HttpRetriever / illegal character in path at index 86 ? solution of the problem

umutcankurt · December 27, 2018, 10:57am

Hi;
How can I solve the problem in the workflow?
ThanksKNIME_path index 86 error.knwf (78.1 KB)

armingrudd · December 27, 2018, 2:53pm

Hi,

To be honest and clear, the workflow you provided doesn’t make sense to me.
What are you trying to do? Maybe I can help you much better if I know this.

Best,
Armin

umutcankurt · December 28, 2018, 7:05am

Hello Armin;
That’s what I’m trying to do.

collect sub-page url links at main url
divide the collected sub-page links into pieces
Collect the information by visiting the sub-page url links.

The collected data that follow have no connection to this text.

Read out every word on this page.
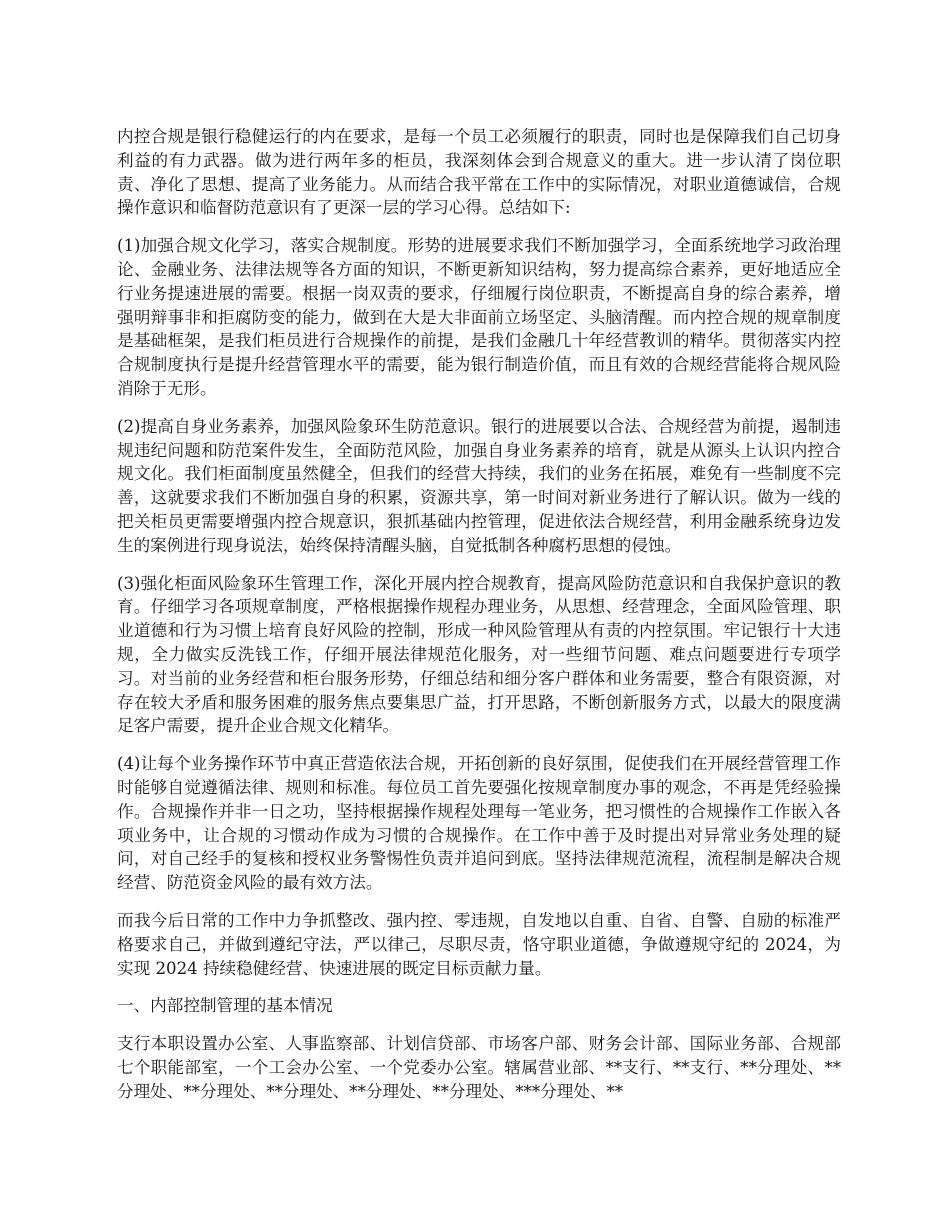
内控合规是银行稳健运行的内在要求，是每一个员工必须履行的职责，同时也是保障我们自己切身利益的有力武器。做为进行两年多的柜员，我深刻体会到合规意义的重大。进一步认清了岗位职责、净化了思想、提高了业务能力。从而结合我平常在工作中的实际情况，对职业道德诚信，合规操作意识和临督防范意识有了更深一层的学习心得。总结如下:

(1)加强合规文化学习，落实合规制度。形势的进展要求我们不断加强学习，全面系统地学习政治理论、金融业务、法律法规等各方面的知识，不断更新知识结构，努力提高综合素养，更好地适应全行业务提速进展的需要。根据一岗双责的要求，仔细履行岗位职责，不断提高自身的综合素养，增强明辩事非和拒腐防变的能力，做到在大是大非面前立场坚定、头脑清醒。而内控合规的规章制度是基础框架，是我们柜员进行合规操作的前提，是我们金融几十年经营教训的精华。贯彻落实内控合规制度执行是提升经营管理水平的需要，能为银行制造价值，而且有效的合规经营能将合规风险消除于无形。

(2)提高自身业务素养，加强风险象环生防范意识。银行的进展要以合法、合规经营为前提，遏制违规违纪问题和防范案件发生，全面防范风险，加强自身业务素养的培育，就是从源头上认识内控合规文化。我们柜面制度虽然健全，但我们的经营大持续，我们的业务在拓展，难免有一些制度不完善，这就要求我们不断加强自身的积累，资源共享，第一时间对新业务进行了解认识。做为一线的把关柜员更需要增强内控合规意识，狠抓基础内控管理，促进依法合规经营，利用金融系统身边发生的案例进行现身说法，始终保持清醒头脑，自觉抵制各种腐朽思想的侵蚀。

(3)强化柜面风险象环生管理工作，深化开展内控合规教育，提高风险防范意识和自我保护意识的教育。仔细学习各项规章制度，严格根据操作规程办理业务，从思想、经营理念，全面风险管理、职业道德和行为习惯上培育良好风险的控制，形成一种风险管理从有责的内控氛围。牢记银行十大违规，全力做实反洗钱工作，仔细开展法律规范化服务，对一些细节问题、难点问题要进行专项学习。对当前的业务经营和柜台服务形势，仔细总结和细分客户群体和业务需要，整合有限资源，对存在较大矛盾和服务困难的服务焦点要集思广益，打开思路，不断创新服务方式，以最大的限度满足客户需要，提升企业合规文化精华。

(4)让每个业务操作环节中真正营造依法合规，开拓创新的良好氛围，促使我们在开展经营管理工作时能够自觉遵循法律、规则和标准。每位员工首先要强化按规章制度办事的观念，不再是凭经验操作。合规操作并非一日之功，坚持根据操作规程处理每一笔业务，把习惯性的合规操作工作嵌入各项业务中，让合规的习惯动作成为习惯的合规操作。在工作中善于及时提出对异常业务处理的疑问，对自己经手的复核和授权业务警惕性负责并追问到底。坚持法律规范流程，流程制是解决合规经营、防范资金风险的最有效方法。

而我今后日常的工作中力争抓整改、强内控、零违规，自发地以自重、自省、自警、自励的标准严格要求自己，并做到遵纪守法，严以律己，尽职尽责，恪守职业道德，争做遵规守纪的 2024，为实现 2024 持续稳健经营、快速进展的既定目标贡献力量。

一、内部控制管理的基本情况

支行本职设置办公室、人事监察部、计划信贷部、市场客户部、财务会计部、国际业务部、合规部七个职能部室，一个工会办公室、一个党委办公室。辖属营业部、**支行、**支行、**分理处、**分理处、**分理处、**分理处、**分理处、**分理处、***分理处、**
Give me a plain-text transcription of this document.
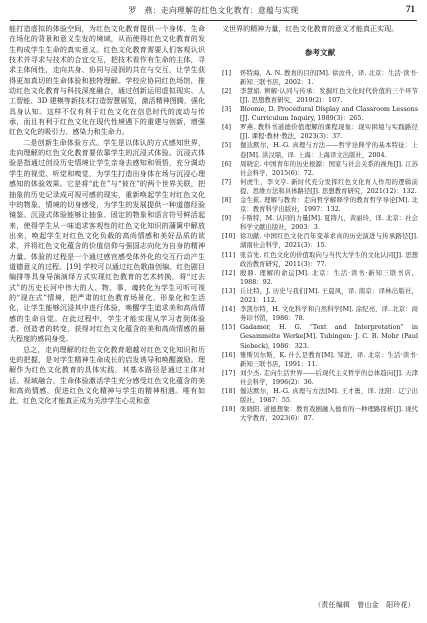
罗　燕：走向理解的红色文化教育：意蕴与实现	71

能打造虚拟的体验空间，为红色文化教育提供一个身体、生命在场化的背景和意义生发的境域，从而使得红色文化教育的发生构成学生生命的真实意义。红色文化教育需要人们客观认识技术并寻求与技术的合宜交互，把技术看作有生命的主体，寻求主体间性，走向共身、协同与浸润的共在与交互，让学生获得更加真切的生命体验和独特理解。学校应协同红色场馆，推动红色文化教育与科技深度融合，通过创新运用虚拟现实、人工智能、3D 建模等新技术打造智慧展览，激活精神图腾，强化具身认知。这样不仅有利于红色文化在信息时代的流动与传承，而且有利于红色文化在现代性境遇下的重建与创新，增强红色文化的吸引力、感染力和生命力。

二是创新生命体验方式。学生是以体认的方式感知世界，走向理解的红色文化教育要依靠学生的沉浸式体验。沉浸式体验是指通过创设历史情境让学生亲身去感知和领悟，充分调动学生的视觉、听觉和嗅觉，为学生打造出身体在场与沉浸心理感知的体验效果。它是将“此在”与“彼在”的两个世界关联，把抽象的历史记录成可视可感的现实，重新唤起学生对红色文化中的物象、情境的切身感受，为学生的发展提供一种道德经验镜鉴。沉浸式体验能够让抽象、固定的物象和语言符号鲜活起来，使得学生从一味追求客观性的红色文化知识的藩篱中解放出来，唤起学生对红色文化负载的高尚情感和美好品质的欲求，并将红色文化蕴含的价值信仰与强国志向化为自身的精神力量。体验的过程是一个通过感官感受体外化的交互行动产生道德意义的过程。[19] 学校可以通过红色歌曲创编、红色剧目编排等具身导演演绎方式实现红色教育的艺术转换，将“过去式”的历史长河中伟大的人、物、事、魂转化为学生可听可视的“现在式”情境，把严肃的红色教育场景化、形象化和生活化，让学生能够沉浸其中进行体验，唤醒学生追求美和高尚情感的生命自觉。在此过程中，学生才能实现从学习者到体验者、创造者的转变，获得对红色文化蕴含的美和高尚情感的最大程度的感同身受。

总之，走向理解的红色文化教育超越对红色文化知识和历史的把握，是对学生精神生命成长的启发诱导和唤醒激励。理解作为红色文化教育的具体实践，其基本路径是通过主体对话、视域融合、生命体验激活学生充分感受红色文化蕴含的美和高尚情感，促进红色文化精神与学生的精神相遇。唯有如此，红色文化才能真正成为关涉学生心灵和意

义世界的精神力量，红色文化教育的意义才能真正实现。

参考文献
[1]	怀特海，A. N. 教育的目的[M]. 徐汝舟，译. 北京：生活·读书·新知三联书店，2002：1.
[2]	李慧娟. 辨解·认同与传承：发掘红色文化时代价值的三个环节[J]. 思想教育研究，2019(2)：107.
[3]	Bloome, D. Procedural Display and Classroom Lessons [J]. Curriculum Inquiry, 1989(3)：265.
[4]	罗燕. 教科书道德价值理解的课程现象：现实困境与实践路径[J]. 课程·教材·教法，2023(3)：37.
[5]	伽达默尔，H.-G. 真理与方法——哲学诠释学的基本特征：上卷[M]. 洪汉鼎，译. 上海：上海译文出版社，2004.
[6]	周晓宏. 中国青年的历史根源：国家与社会关系的视角[J]. 江苏社会科学，2015(6)：72.
[7]	何虎生，李文亨. 新时代充分发挥红色文化育人作用的逻辑前提、思维方法和具体路径[J]. 思想教育研究，2021(12)：132.
[8]	金生鈜. 理解与教育：走向哲学解释学的教育哲学导论[M]. 北京：教育科学出版社，1997：132.
[9]	卡斯特，M. 认同的力量[M]. 夏铸九，黄丽玲，译. 北京：社会科学文献出版社，2003：3.
[10] 徐功献. 中国红色文化百年变革求真的历史演进与传承路径[J]. 湖南社会科学，2021(3)：15.
[11] 张首先. 红色文化的价值取向与当代大学生的文化认同[J]. 思想政治教育研究，2011(3)：77.
[12] 殷鼎. 理解的命运[M]. 北京：生活·读书·新知三联书店，1988：92.
[13] 丘比特，J. 历史与我们[M]. 王晨风，译. 南京：译林出版社，2021：112.
[14] 李凯尔特，H. 文化科学和自然科学[M]. 涂纪亮，译. 北京：商务印书馆，1986：78.
[15] Gadamer, H. G. “Text and Interpretation” in Gesammelte Werke[M]. Tubingen: J. C. B. Mohr (Paul Siebeck), 1986：323.
[16] 雅斯贝尔斯，K. 什么是教育[M]. 邹进，译. 北京：生活·读书·新知三联书店，1991：11.
[17] 刘少杰. 走向生活世界——后现代主义哲学的总体趋向[J]. 天津社会科学，1996(2)：36.
[18] 伽达默尔，H.-G. 真理与方法[M]. 王才勇，译. 沈阳：辽宁出版社，1987：55.
[19] 张晓阳. 道德想象：教育戏剧融入德育的一种理路探析[J]. 现代大学教育，2023(6)：87.
（责任编辑　曾山金　阳玲花）
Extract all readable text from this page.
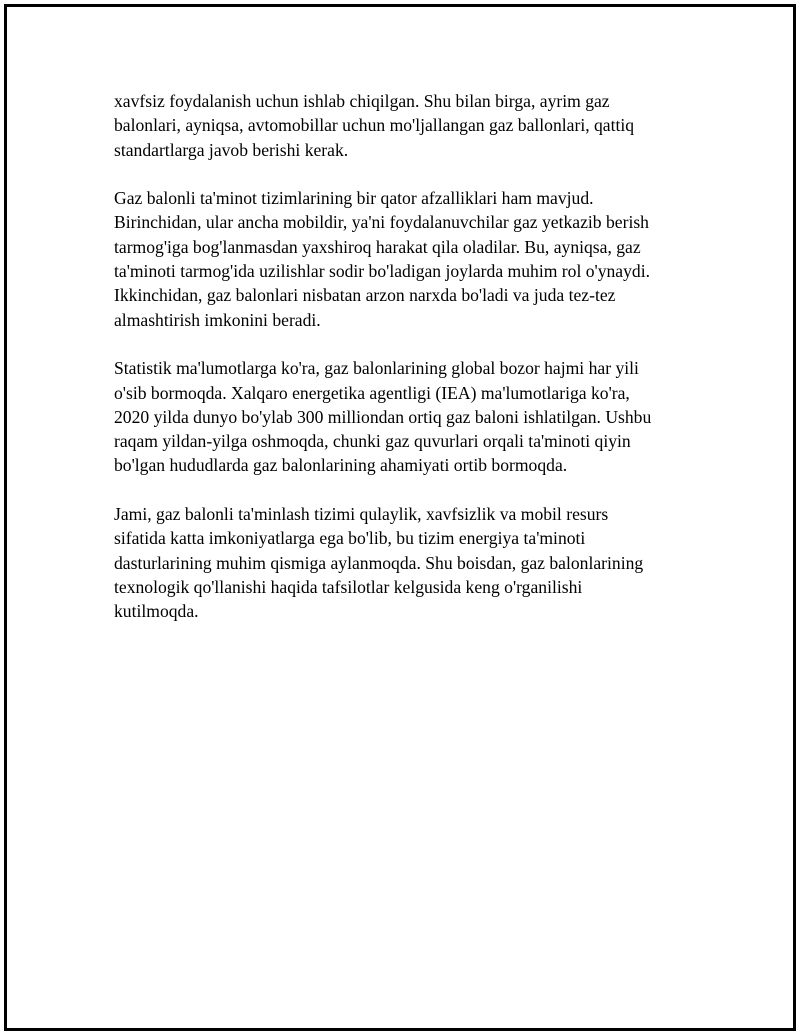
xavfsiz foydalanish uchun ishlab chiqilgan. Shu bilan birga, ayrim gaz
balonlari, ayniqsa, avtomobillar uchun mo'ljallangan gaz ballonlari, qattiq
standartlarga javob berishi kerak.

Gaz balonli ta'minot tizimlarining bir qator afzalliklari ham mavjud.
Birinchidan, ular ancha mobildir, ya'ni foydalanuvchilar gaz yetkazib berish
tarmog'iga bog'lanmasdan yaxshiroq harakat qila oladilar. Bu, ayniqsa, gaz
ta'minoti tarmog'ida uzilishlar sodir bo'ladigan joylarda muhim rol o'ynaydi.
Ikkinchidan, gaz balonlari nisbatan arzon narxda bo'ladi va juda tez-tez
almashtirish imkonini beradi.

Statistik ma'lumotlarga ko'ra, gaz balonlarining global bozor hajmi har yili
o'sib bormoqda. Xalqaro energetika agentligi (IEA) ma'lumotlariga ko'ra,
2020 yilda dunyo bo'ylab 300 milliondan ortiq gaz baloni ishlatilgan. Ushbu
raqam yildan-yilga oshmoqda, chunki gaz quvurlari orqali ta'minoti qiyin
bo'lgan hududlarda gaz balonlarining ahamiyati ortib bormoqda.

Jami, gaz balonli ta'minlash tizimi qulaylik, xavfsizlik va mobil resurs
sifatida katta imkoniyatlarga ega bo'lib, bu tizim energiya ta'minoti
dasturlarining muhim qismiga aylanmoqda. Shu boisdan, gaz balonlarining
texnologik qo'llanishi haqida tafsilotlar kelgusida keng o'rganilishi
kutilmoqda.
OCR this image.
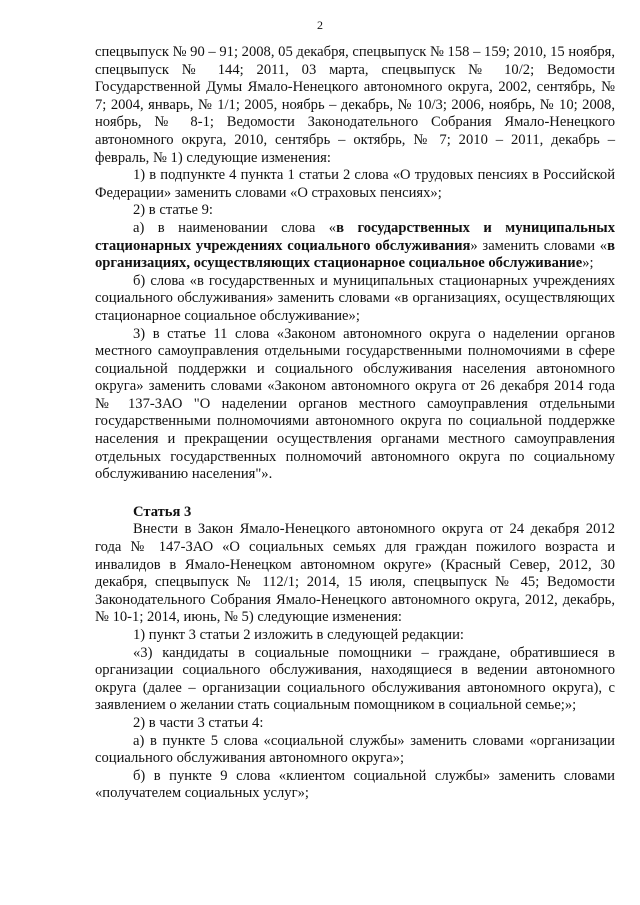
2

спецвыпуск № 90 – 91; 2008, 05 декабря, спецвыпуск № 158 – 159; 2010, 15 ноября, спецвыпуск № 144; 2011, 03 марта, спецвыпуск № 10/2; Ведомости Государственной Думы Ямало-Ненецкого автономного округа, 2002, сентябрь, № 7; 2004, январь, № 1/1; 2005, ноябрь – декабрь, № 10/3; 2006, ноябрь, № 10; 2008, ноябрь, № 8-1; Ведомости Законодательного Собрания Ямало-Ненецкого автономного округа, 2010, сентябрь – октябрь, № 7; 2010 – 2011, декабрь – февраль, № 1) следующие изменения:

1) в подпункте 4 пункта 1 статьи 2 слова «О трудовых пенсиях в Российской Федерации» заменить словами «О страховых пенсиях»;

2) в статье 9:

а) в наименовании слова «в государственных и муниципальных стационарных учреждениях социального обслуживания» заменить словами «в организациях, осуществляющих стационарное социальное обслуживание»;

б) слова «в государственных и муниципальных стационарных учреждениях социального обслуживания» заменить словами «в организациях, осуществляющих стационарное социальное обслуживание»;

3) в статье 11 слова «Законом автономного округа о наделении органов местного самоуправления отдельными государственными полномочиями в сфере социальной поддержки и социального обслуживания населения автономного округа» заменить словами «Законом автономного округа от 26 декабря 2014 года № 137-ЗАО "О наделении органов местного самоуправления отдельными государственными полномочиями автономного округа по социальной поддержке населения и прекращении осуществления органами местного самоуправления отдельных государственных полномочий автономного округа по социальному обслуживанию населения"».

Статья 3

Внести в Закон Ямало-Ненецкого автономного округа от 24 декабря 2012 года № 147-ЗАО «О социальных семьях для граждан пожилого возраста и инвалидов в Ямало-Ненецком автономном округе» (Красный Север, 2012, 30 декабря, спецвыпуск № 112/1; 2014, 15 июля, спецвыпуск № 45; Ведомости Законодательного Собрания Ямало-Ненецкого автономного округа, 2012, декабрь, № 10-1; 2014, июнь, № 5) следующие изменения:

1) пункт 3 статьи 2 изложить в следующей редакции:

«3) кандидаты в социальные помощники – граждане, обратившиеся в организации социального обслуживания, находящиеся в ведении автономного округа (далее – организации социального обслуживания автономного округа), с заявлением о желании стать социальным помощником в социальной семье;»;

2) в части 3 статьи 4:

а) в пункте 5 слова «социальной службы» заменить словами «организации социального обслуживания автономного округа»;

б) в пункте 9 слова «клиентом социальной службы» заменить словами «получателем социальных услуг»;
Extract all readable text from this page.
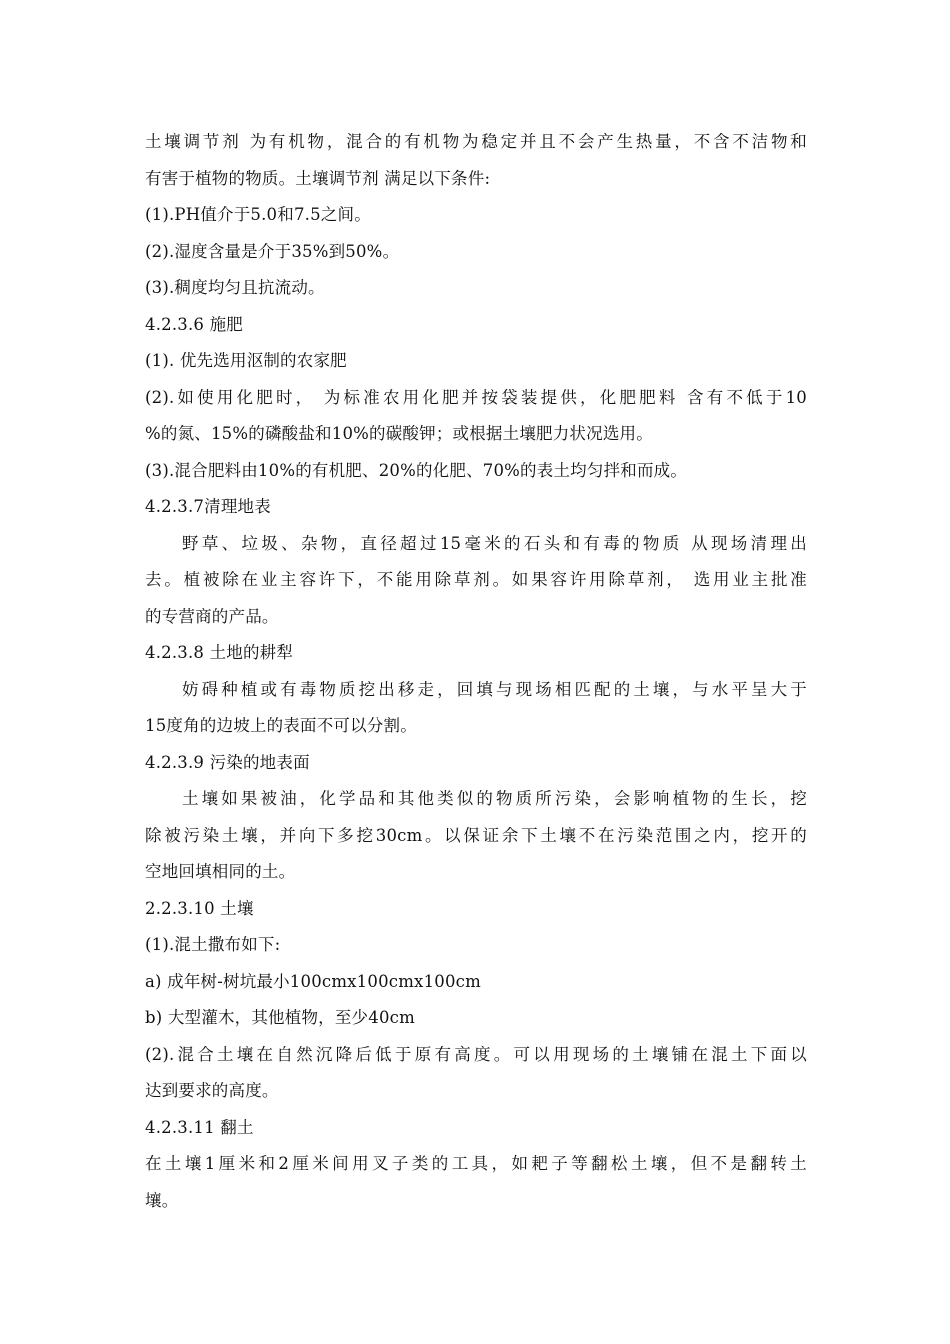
土壤调节剂 为有机物，混合的有机物为稳定并且不会产生热量，不含不洁物和
有害于植物的物质。土壤调节剂 满足以下条件:
(1).PH值介于5.0和7.5之间。
(2).湿度含量是介于35%到50%。
(3).稠度均匀且抗流动。
4.2.3.6 施肥
(1). 优先选用沤制的农家肥
(2).如使用化肥时， 为标准农用化肥并按袋装提供，化肥肥料 含有不低于10
%的氮、15%的磷酸盐和10%的碳酸钾；或根据土壤肥力状况选用。
(3).混合肥料由10%的有机肥、20%的化肥、70%的表土均匀拌和而成。
4.2.3.7清理地表
野草、垃圾、杂物，直径超过15毫米的石头和有毒的物质 从现场清理出
去。植被除在业主容许下，不能用除草剂。如果容许用除草剂， 选用业主批准
的专营商的产品。
4.2.3.8 土地的耕犁
妨碍种植或有毒物质挖出移走，回填与现场相匹配的土壤，与水平呈大于
15度角的边坡上的表面不可以分割。
4.2.3.9 污染的地表面
土壤如果被油，化学品和其他类似的物质所污染，会影响植物的生长，挖
除被污染土壤，并向下多挖30cm。以保证余下土壤不在污染范围之内，挖开的
空地回填相同的土。
2.2.3.10 土壤
(1).混土撒布如下:
a) 成年树-树坑最小100cmx100cmx100cm
b) 大型灌木，其他植物，至少40cm
(2).混合土壤在自然沉降后低于原有高度。可以用现场的土壤铺在混土下面以
达到要求的高度。
4.2.3.11 翻土
在土壤1厘米和2厘米间用叉子类的工具，如耙子等翻松土壤，但不是翻转土
壤。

The problem is that I receive an error while visiting the sub-page url links.

armingrudd · December 29, 2018, 9:35am

OK,

There are a few problems with your workflow that must be modified:

1- The get request node was unnecessary and I removed it.
2- The HTMLParser node was reading the initial URL not the result form HttpRetriever and I changed it.
3- When you get the href attribute by XPath node, there may be spaces in the URLs and you have to convert them to “%20” then you can use the URLs. So I added a string manipulation node after XPath node.
The rest of your workflow now works fine.

path error.knwf (75.7 KB)

Best,
Armin

mlauber71 · December 29, 2018, 9:50am

That is a great job now it might be possible to extract some more information. Tough from a first look @umutcankurt might still have some work to do.

umutcankurt · December 29, 2018, 12:55pm

Hi; Armin

Thanks a lot, thanks to people like you, it is very nice to learn and solve problems. Thank you for your hard work again. @armingrudd and @mlauber71

system · June 24, 2019, 10:41pm

This topic was automatically closed 7 days after the last reply. New replies are no longer allowed.